Für uns ist Gesundheit keine Ware. Für uns ist Gesundheit kein Gegenstand von Profit. Für uns sollte Gesundheit auch für diejenigen möglich sein, die tagtäglich alles für die Gesundheit anderer geben.Denn Gesundheit ist ein zentrales Gut, auf dass jede*r Anrecht hat.
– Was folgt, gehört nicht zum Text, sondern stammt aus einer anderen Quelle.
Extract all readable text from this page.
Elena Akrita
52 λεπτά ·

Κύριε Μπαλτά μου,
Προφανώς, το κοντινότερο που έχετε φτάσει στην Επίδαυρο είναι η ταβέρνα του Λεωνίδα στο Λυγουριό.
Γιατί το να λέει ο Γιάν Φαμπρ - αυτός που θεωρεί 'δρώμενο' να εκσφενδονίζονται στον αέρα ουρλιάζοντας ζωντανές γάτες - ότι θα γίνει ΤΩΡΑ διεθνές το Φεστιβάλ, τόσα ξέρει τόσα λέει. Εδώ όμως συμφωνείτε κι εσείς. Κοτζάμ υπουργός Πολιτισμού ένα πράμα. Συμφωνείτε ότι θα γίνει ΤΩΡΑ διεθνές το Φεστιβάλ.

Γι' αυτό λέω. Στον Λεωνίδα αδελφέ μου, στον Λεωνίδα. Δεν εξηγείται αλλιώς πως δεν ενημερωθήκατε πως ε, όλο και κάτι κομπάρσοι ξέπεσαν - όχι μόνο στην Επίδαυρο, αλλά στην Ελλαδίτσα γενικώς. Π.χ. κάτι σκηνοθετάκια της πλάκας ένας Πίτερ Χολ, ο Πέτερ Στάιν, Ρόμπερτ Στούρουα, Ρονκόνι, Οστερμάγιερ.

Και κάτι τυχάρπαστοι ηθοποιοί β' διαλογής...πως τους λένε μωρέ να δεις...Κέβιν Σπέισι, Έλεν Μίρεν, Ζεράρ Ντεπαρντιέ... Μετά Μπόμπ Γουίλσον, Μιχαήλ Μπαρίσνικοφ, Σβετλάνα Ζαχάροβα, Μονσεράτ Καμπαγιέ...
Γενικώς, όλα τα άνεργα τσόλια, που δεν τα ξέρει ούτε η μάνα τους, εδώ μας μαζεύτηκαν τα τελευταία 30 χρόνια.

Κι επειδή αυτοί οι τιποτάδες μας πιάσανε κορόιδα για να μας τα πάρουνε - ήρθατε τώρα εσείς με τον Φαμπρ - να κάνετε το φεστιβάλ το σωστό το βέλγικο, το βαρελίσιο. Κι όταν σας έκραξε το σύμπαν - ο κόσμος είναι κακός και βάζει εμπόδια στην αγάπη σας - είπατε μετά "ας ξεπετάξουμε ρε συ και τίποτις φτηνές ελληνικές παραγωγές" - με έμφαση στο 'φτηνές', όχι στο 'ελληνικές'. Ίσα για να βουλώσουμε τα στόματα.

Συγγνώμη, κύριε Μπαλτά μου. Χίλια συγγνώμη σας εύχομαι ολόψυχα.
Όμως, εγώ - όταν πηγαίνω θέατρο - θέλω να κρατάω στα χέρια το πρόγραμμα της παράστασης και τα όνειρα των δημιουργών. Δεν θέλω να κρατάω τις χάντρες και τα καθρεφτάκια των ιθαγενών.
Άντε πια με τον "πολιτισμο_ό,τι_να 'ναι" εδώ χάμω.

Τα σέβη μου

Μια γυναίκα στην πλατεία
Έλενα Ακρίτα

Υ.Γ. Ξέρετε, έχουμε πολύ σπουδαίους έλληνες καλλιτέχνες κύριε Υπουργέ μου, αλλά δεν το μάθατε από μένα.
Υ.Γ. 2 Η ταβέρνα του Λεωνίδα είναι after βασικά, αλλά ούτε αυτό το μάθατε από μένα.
Die Gesundheitsversorgung ist damit etwas, das uns alle angeht – egal ob Pflegende, die unter schlechten Arbeitsbedingungen leidet, die das Gefühl hat, in ihrem Beruf aus Zeitgründen und aufgrund von Fallpauschalen Patient*innen nicht so versorgen zu können wie es ihrem Anspruch entspricht oder (zukünftige) Patientin die nicht nach ihren Bedürfnissen versorgt wird, sondern so wie es sich am besten damit verdienen lässt.

Deswegen wollen wir uns auf verschiedene Art und Weise einbringen in die Kämpfe für ein anderes Gesundheitssystem, eines das nach menschlichen Bedürfnissen ausgerichtet ist und nicht nach marktwirtschaftlichen Prinzipien. Das ist keine naive Wunschvorstellung. Ein anderes Gesundheitssystem ist möglich – Beispiele dafür und auch Erfahrungen aus der Vergangenheit gibt es zuhauf. Die Kämpfe die geführt werden und die wir unterstützen wollen, sind auf sehr verschiedenen Ebenen angesiedelt. Ihre Ziele reichen von Reformen innerhalb des bestehenden Systems bis zu einer ganz anderen Konzeption der Gesundheitsversorgung.

Angefangen mit den erfolgreichen Streiks für eine verbindliche Personalbemessung im Krankenhaus, unterstützen wir als Teil von lokalen Bündnissen die betrieblichen, tariflichen und politischen Auseinandersetzungen um mehr Personal, eine ausreichende und zweckgebundene Finanzierung des Gesundheitswesens und eine Bedarfsplanung, die sich an den Bedürfnissen der Beschäftigten und Patient*innen orientiert. Bundesweit wird der Widerspruch der Pflegenden gegen den geplanten Personalmangel, die Arbeitsverdichtung und die Ökonomisierung des Gesundheitssystems immer vernehmbarer. In ganz Deutschland verteilt gibt es Solidaritätsgruppen, die die Beschäftigten bei ihren Auseinandersetzungen aktiv unterstützen werden und die gesellschaftliche Dimension dieses Konflikts deutlich machen wollen. Durch gewonnene Tarifabschlüsse kann die Situation der Beschäftigten zum Positiven verändert werden. Erfahrungen der Selbstermächtigung können die Kampfbedingungen für kommende Auseinandersetzungen verbessern. Ein verbindlicher Personalschlüssel würde einen nennenswerten Faktor der Betriebskosten aus der Optimierungslogik des Fallpauschalensystems herauslösen. Und Profitmöglichkeiten könnten deutlich eingeschränkt werden. Der bisherigen Personalbemessung entlang von Budgets würde eine Personalbemessung am Bedarf entgegengesetzt. Es muss daher deutlich gemacht werden, dass es sich nicht um rein betriebliche Auseinandersetzungen handelt. Sie können einen Symbolcharakter für die Frage nach einem besseren, gerechteren und würdevolleren Leben darstellen. Als radikale Linke wollen wir solche Kämpfe um eine soziale Infrastruktur auch als Antwort auf eine erstarkende rechtspopulistische und rechtsextreme Bewegung nutzen.